Having referred throughout his speech to his “partners” in the West, Putin declared: “It is my firm belief that we can overcome these threats and challenges only by working together on the solid foundation of international law and the United Nations Charter. Today it is the United Nations that continues to remain an agency that is unparalleled in representativeness and universality, a unique venue for equitable dialogue.”

Within less than 24 hours of these remarks, Russia was voted off the United Nations Human Rights Council in a historically unprecedented move. The action was part of the US-led effort to criminalize Russia and the Putin regime for its intervention in Syria in support of the government of Syrian President Bashar al-Assad. The efforts of Washington to bring down the regime in Damascus and install a puppet government have been frustrated by Moscow’s military intervention, which began in September of 2015.

The Russian-backed Syrian government offensive in Aleppo threatens to dislodge from the city’s eastern sector the anti-Assad Al Qaeda-linked Islamist forces that have been armed and supported by the CIA and Washington’s regional allies, including Saudi Arabia, Qatar and Turkey. In the face of an impending major defeat for the US-backed “rebels,” Washington is spearheading a propaganda campaign to brand Russia as a “rouge state” and accuse it of war crimes.

While the UN obligingly voted Russia off of its fraudulently named Human Rights Council, it reelected the despotic Saudi regime, which earlier this month added to its human slaughter in Yemen by killing upwards of 140 civilians in the bombing of a funeral in that nation’s capital.

The criminal character of the Putin regime and its policies was highlighted in last week’s speech in Sochi by the Russian president’s pleas for the US to join in a more effective “anti-terror” campaign and his citing of Israel as a model for the conduct of such an enterprise.
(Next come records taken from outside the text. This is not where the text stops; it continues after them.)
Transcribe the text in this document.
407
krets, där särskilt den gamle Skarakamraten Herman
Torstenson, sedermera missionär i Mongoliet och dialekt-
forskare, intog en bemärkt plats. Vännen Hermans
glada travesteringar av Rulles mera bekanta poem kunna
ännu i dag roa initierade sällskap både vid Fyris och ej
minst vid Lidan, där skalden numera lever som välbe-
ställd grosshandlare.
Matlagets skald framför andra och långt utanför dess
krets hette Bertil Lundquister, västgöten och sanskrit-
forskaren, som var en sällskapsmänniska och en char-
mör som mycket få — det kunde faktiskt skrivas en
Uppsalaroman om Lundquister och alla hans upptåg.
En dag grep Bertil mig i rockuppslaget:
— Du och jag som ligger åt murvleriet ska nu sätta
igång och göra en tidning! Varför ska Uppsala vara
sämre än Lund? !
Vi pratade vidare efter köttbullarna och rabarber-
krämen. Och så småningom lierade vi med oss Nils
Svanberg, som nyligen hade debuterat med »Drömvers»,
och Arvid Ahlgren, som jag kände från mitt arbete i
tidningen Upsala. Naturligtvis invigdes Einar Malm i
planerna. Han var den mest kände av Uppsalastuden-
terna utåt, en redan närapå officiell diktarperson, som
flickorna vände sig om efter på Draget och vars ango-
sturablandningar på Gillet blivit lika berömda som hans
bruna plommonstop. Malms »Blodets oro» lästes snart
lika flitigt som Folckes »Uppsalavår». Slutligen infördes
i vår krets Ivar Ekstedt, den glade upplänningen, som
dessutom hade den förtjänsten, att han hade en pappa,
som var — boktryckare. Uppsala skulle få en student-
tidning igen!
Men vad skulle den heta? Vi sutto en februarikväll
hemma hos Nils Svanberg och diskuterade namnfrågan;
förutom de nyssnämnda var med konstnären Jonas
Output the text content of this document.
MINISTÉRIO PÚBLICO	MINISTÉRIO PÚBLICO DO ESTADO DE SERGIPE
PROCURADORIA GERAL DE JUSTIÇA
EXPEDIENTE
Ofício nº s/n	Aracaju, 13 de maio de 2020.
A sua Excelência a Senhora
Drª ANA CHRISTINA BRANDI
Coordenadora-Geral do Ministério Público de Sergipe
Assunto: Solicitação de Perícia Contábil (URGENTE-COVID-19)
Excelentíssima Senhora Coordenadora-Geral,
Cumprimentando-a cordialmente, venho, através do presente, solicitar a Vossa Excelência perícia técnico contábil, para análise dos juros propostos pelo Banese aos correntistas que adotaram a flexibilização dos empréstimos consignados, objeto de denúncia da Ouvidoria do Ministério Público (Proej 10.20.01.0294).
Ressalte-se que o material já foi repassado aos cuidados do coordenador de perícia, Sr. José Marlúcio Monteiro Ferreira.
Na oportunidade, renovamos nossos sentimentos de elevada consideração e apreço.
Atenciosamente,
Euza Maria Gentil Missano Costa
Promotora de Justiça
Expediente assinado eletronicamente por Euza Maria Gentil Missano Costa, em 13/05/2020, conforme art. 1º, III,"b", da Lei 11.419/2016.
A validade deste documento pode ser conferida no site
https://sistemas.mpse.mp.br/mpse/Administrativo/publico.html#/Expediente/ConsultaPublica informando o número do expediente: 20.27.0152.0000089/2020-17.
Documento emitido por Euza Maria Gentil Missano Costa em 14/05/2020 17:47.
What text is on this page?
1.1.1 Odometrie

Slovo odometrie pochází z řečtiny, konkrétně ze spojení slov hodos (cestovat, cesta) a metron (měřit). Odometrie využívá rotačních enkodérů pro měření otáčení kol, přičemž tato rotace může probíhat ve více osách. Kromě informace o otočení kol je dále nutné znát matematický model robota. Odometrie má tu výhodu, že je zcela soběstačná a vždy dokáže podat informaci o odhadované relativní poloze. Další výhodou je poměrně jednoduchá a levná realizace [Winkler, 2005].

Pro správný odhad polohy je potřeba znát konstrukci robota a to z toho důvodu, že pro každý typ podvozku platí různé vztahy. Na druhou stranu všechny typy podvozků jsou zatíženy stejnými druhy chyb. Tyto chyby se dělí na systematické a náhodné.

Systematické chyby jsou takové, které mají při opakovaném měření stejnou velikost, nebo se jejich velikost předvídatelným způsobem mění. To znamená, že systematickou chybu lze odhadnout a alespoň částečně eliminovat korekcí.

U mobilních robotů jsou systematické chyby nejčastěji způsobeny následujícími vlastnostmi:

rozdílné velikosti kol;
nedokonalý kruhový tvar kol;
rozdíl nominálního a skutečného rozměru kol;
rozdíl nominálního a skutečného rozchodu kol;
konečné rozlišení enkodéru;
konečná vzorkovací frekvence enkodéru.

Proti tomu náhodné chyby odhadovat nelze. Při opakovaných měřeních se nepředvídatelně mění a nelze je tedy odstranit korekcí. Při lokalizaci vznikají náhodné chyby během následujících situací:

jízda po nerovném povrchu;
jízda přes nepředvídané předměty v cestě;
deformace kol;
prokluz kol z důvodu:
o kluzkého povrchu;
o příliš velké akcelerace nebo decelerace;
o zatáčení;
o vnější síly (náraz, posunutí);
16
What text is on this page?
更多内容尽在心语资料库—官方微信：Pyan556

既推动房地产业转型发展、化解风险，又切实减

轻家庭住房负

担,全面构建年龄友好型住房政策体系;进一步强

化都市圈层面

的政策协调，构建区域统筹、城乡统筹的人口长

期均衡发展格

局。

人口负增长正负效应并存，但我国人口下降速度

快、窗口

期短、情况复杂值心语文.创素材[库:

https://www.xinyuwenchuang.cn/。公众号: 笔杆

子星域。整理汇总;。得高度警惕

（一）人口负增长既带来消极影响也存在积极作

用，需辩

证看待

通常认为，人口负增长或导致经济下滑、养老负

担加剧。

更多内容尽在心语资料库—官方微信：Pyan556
The Kremlin regards Russia’s nuclear arsenal as its ultimate tool of defense. The prospect of a “hot” war is now regularly discussed in the Russian media. Continuing a policy that was begun in 2012, at the start of October the Putin regime held civil defense drills involving 40 million people, including 200,000 rescue personnel. Nothing could be more expressive of the dead end of Russian capitalism than the fact that its last line of defense is its ability to incinerate masses of people in a nuclear holocaust.